Specialist availability in emergencies: contributions of response times and the use of ad hoc coverage in New York State.

Link to article at PubMed

Specialist availability in emergencies: contributions of response times and the use of ad hoc coverage in New York State.

Am J Emerg Med. 2015 Dec 22;

Authors: Rabin E, Patrick L

Abstract
OBJECTIVES: Nationwide, hospitals struggle to maintain specialist on-call coverage for emergencies. We seek to further understand the issue by examining reliability of scheduled coverage and the role of ad hoc coverage when none is scheduled.
METHODS: An anonymous electronic survey of all emergency department (ED) directors of a large state. Overall and for 10 specialties, respondents were asked to estimate on-call coverage extent and "reliability" (frequency of emergency response in a clinically useful time frame: 2hours), and use and effect of ad hoc emergency coverage to fill gaps. Descriptive statistics were performed using Fisher exact and Wilcoxon sign rank tests for significance.
RESULTS: Contact information was obtained for 125 of 167 ED directors. Sixty responded (48%), representing 36% of EDs. Forty-six percent reported full on-call coverage scheduled for all specialties. Forty-six percent reported consistent reliability. Coverage and reliability were strongly related (P<.01; 33% reported both), and larger ED volume correlated with both (P<.01).

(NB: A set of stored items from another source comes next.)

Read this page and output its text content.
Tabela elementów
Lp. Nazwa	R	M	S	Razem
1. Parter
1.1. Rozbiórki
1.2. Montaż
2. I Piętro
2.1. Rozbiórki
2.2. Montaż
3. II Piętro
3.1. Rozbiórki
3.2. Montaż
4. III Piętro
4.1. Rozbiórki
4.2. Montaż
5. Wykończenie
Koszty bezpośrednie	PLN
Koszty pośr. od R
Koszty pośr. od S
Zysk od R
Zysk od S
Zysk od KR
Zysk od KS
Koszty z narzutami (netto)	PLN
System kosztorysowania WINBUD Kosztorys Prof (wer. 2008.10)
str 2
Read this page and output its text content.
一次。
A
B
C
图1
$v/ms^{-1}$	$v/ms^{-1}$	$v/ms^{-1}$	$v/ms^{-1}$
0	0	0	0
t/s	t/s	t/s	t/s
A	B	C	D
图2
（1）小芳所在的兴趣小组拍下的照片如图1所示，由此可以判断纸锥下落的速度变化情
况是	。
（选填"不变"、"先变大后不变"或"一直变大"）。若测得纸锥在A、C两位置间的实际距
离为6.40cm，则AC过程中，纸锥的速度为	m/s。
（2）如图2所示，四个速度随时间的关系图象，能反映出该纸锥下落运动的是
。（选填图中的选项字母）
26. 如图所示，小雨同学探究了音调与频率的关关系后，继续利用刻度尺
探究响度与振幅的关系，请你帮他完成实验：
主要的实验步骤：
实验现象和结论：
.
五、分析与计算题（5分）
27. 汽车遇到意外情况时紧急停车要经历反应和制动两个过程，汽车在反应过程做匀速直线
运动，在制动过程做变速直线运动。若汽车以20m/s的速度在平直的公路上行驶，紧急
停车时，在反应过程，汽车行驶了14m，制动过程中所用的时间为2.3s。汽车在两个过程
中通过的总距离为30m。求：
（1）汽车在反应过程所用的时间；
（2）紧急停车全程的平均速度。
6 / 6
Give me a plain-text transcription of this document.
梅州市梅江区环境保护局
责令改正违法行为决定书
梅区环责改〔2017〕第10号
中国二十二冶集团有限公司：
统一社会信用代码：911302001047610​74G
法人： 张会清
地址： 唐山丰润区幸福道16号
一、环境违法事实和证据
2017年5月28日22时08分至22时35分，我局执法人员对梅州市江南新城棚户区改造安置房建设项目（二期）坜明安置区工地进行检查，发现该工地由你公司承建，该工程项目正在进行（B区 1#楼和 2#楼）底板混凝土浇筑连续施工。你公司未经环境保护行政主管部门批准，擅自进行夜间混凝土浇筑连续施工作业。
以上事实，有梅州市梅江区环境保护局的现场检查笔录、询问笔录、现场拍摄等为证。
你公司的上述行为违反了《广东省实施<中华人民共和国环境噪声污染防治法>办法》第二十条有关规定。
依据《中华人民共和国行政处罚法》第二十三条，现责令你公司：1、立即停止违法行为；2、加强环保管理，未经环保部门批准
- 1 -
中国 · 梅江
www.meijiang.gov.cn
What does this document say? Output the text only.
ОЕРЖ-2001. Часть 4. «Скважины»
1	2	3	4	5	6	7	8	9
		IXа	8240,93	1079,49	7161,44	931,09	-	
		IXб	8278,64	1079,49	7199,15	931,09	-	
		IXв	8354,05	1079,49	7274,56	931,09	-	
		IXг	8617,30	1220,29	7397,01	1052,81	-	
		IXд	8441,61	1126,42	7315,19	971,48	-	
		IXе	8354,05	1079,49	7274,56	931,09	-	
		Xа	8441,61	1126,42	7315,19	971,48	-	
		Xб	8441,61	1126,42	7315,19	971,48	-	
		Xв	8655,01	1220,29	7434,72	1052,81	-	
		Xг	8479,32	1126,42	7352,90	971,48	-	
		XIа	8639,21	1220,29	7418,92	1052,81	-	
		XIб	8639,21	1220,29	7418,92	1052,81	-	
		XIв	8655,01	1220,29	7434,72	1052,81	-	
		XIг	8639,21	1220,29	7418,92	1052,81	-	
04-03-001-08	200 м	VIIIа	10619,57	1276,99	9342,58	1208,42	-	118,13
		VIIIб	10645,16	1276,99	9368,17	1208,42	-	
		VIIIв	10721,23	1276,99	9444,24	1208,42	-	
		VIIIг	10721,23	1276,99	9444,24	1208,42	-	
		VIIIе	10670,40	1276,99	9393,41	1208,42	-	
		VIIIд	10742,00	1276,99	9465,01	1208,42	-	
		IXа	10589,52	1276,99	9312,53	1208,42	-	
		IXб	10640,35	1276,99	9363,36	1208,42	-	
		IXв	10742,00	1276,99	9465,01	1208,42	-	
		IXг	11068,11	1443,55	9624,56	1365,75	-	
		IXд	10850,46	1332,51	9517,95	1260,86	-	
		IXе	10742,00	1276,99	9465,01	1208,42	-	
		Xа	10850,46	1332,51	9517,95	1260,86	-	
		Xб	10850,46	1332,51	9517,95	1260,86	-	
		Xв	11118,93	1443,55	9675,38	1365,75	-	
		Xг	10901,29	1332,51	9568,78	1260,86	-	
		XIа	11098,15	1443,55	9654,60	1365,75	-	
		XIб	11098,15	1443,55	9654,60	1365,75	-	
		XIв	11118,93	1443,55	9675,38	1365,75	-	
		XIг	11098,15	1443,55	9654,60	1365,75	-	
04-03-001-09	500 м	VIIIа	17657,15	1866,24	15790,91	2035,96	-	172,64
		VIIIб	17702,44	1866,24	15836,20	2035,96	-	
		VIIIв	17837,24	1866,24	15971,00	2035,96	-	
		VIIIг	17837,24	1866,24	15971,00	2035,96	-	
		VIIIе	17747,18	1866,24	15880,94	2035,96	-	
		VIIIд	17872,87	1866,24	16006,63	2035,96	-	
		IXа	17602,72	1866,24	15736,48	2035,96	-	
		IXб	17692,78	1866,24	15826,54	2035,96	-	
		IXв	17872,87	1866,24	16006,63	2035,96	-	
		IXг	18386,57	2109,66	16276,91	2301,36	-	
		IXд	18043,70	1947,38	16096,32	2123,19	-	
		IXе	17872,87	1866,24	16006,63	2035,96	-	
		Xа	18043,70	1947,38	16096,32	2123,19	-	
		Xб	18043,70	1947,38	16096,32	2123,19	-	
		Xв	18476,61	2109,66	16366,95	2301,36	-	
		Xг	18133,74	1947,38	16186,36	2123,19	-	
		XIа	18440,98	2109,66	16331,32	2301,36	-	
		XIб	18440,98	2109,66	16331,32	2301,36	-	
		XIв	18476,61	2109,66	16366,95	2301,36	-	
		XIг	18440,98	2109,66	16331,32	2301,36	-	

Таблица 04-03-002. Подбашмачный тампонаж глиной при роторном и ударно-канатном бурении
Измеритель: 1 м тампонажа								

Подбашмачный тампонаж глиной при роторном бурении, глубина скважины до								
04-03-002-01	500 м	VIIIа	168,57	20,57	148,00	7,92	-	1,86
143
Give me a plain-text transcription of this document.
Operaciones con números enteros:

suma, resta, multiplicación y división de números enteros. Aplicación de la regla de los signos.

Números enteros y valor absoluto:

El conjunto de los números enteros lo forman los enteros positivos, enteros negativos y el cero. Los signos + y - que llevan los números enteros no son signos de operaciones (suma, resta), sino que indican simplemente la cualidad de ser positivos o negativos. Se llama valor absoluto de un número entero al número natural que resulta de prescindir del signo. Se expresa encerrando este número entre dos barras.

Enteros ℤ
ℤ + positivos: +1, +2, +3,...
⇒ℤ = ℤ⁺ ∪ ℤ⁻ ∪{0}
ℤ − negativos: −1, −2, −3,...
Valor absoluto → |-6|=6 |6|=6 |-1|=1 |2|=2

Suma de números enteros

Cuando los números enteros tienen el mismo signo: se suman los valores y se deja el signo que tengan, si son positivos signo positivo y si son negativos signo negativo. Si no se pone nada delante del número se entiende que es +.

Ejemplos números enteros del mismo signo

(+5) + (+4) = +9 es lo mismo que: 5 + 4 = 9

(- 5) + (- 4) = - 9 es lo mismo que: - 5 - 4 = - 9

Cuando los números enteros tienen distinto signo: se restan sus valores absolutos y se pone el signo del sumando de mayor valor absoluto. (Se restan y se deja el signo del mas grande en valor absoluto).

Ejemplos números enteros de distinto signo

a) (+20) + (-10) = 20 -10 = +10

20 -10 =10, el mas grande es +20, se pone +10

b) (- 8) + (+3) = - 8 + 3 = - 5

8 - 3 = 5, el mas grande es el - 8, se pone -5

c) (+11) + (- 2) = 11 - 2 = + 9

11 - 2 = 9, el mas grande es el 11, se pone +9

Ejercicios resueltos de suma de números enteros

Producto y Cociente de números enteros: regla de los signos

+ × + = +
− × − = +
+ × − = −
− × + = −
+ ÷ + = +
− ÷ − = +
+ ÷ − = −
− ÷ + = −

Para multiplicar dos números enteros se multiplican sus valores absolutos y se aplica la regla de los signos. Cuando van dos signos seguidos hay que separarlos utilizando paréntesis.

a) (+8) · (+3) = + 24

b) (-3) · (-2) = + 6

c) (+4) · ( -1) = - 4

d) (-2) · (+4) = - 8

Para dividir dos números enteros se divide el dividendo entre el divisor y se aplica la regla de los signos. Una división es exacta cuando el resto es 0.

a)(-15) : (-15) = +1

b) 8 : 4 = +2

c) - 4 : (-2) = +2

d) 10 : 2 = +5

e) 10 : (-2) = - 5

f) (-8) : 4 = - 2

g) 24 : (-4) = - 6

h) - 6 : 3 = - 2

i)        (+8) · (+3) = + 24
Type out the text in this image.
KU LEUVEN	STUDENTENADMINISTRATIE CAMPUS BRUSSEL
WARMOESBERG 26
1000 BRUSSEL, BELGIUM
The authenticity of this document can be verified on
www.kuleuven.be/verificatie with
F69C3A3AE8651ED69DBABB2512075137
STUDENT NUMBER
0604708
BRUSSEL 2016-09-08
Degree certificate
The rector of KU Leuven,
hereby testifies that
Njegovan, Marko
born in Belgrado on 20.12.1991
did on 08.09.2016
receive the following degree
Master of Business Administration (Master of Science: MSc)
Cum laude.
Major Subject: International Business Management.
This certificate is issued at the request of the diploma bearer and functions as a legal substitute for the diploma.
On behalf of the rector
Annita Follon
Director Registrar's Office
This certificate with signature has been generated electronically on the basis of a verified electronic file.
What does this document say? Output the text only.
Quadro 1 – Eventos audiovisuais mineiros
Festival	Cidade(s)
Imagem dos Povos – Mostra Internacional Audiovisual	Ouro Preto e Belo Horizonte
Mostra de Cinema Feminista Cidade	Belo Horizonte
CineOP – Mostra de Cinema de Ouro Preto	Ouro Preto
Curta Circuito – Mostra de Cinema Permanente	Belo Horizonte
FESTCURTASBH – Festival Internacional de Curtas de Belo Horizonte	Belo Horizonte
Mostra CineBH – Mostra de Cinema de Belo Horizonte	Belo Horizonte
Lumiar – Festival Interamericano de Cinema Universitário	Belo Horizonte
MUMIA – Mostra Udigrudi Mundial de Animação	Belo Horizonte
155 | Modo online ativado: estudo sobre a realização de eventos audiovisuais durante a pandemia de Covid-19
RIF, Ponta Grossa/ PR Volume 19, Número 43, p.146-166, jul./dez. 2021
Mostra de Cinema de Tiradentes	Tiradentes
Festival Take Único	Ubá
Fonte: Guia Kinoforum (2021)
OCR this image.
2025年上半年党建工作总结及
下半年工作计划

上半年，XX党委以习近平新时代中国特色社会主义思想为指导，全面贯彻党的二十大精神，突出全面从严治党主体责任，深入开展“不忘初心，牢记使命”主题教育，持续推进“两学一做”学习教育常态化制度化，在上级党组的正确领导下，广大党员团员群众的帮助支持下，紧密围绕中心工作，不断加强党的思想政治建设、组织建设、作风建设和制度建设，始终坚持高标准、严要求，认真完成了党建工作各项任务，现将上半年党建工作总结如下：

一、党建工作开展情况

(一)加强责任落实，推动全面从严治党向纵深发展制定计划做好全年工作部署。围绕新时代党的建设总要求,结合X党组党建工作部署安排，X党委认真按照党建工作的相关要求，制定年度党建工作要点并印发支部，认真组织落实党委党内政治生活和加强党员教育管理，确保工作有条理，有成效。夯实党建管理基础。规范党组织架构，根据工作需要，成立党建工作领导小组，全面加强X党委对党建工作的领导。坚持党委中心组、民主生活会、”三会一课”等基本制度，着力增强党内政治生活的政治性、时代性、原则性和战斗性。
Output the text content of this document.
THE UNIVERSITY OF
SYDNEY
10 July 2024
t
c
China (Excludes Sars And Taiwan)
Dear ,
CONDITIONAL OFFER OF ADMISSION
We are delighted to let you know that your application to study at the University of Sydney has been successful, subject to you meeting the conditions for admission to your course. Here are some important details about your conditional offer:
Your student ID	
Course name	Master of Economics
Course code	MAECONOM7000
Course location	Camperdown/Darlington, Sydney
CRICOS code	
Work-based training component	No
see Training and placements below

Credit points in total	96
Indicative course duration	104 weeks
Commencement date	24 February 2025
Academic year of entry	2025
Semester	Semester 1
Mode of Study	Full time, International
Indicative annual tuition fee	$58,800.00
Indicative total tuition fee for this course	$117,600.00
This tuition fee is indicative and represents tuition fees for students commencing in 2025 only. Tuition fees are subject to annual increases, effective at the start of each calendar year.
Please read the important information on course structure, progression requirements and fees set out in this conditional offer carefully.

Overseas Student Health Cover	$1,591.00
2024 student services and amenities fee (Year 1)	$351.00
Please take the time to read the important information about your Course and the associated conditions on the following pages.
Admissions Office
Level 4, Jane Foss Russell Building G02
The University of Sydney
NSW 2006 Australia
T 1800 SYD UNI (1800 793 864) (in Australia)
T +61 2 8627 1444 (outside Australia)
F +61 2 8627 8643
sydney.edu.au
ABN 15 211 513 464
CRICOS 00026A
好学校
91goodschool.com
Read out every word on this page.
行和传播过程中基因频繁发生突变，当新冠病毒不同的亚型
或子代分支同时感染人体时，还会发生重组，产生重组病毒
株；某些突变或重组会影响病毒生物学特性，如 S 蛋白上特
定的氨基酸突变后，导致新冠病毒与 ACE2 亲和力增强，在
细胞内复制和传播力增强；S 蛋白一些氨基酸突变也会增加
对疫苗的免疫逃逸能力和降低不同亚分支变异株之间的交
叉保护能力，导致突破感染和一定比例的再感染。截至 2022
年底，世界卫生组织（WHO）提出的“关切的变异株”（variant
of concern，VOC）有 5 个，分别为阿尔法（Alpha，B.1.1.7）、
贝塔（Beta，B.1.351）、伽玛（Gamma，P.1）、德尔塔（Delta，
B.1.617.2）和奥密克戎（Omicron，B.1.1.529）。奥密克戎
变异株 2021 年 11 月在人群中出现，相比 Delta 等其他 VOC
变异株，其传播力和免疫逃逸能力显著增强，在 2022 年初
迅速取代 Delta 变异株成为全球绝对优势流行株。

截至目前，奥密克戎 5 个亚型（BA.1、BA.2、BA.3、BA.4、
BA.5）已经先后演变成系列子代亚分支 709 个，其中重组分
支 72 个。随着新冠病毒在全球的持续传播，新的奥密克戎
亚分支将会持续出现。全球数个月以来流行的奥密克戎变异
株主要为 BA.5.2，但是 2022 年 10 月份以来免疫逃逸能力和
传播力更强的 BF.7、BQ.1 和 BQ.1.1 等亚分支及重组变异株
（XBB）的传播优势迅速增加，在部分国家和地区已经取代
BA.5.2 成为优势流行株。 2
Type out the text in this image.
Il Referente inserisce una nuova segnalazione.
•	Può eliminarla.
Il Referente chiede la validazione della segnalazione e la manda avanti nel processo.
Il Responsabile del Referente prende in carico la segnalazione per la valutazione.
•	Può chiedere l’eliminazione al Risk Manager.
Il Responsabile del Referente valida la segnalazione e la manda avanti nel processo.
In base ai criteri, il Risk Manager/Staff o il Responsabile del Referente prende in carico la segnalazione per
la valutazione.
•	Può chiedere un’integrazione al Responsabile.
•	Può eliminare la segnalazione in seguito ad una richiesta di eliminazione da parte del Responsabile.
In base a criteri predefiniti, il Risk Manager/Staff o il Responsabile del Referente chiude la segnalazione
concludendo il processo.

Ninety percent of hospitals that had gaps in either employed ad hoc coverage, significantly improving coverage for 8 of 10 specialties. For all but 1 specialty, more than 20% of hospitals reported that specialists are "Never", "Rarely" or "Sometimes" reliable (more than 50% for cardiovascular surgery, hand surgery and ophthalmology).
CONCLUSIONS: Significant holes in scheduled on-call specialist coverage are compounded by frequent unreliability of on-call specialists, but partially ameliorated by ad hoc specialist coverage. Regionalization may help because a 2-tiered system may exist: larger hospitals have more complete, reliable coverage. Better understanding of specialists' willingness to treat emergencies ad hoc without taking formal call will suggest additional remedies.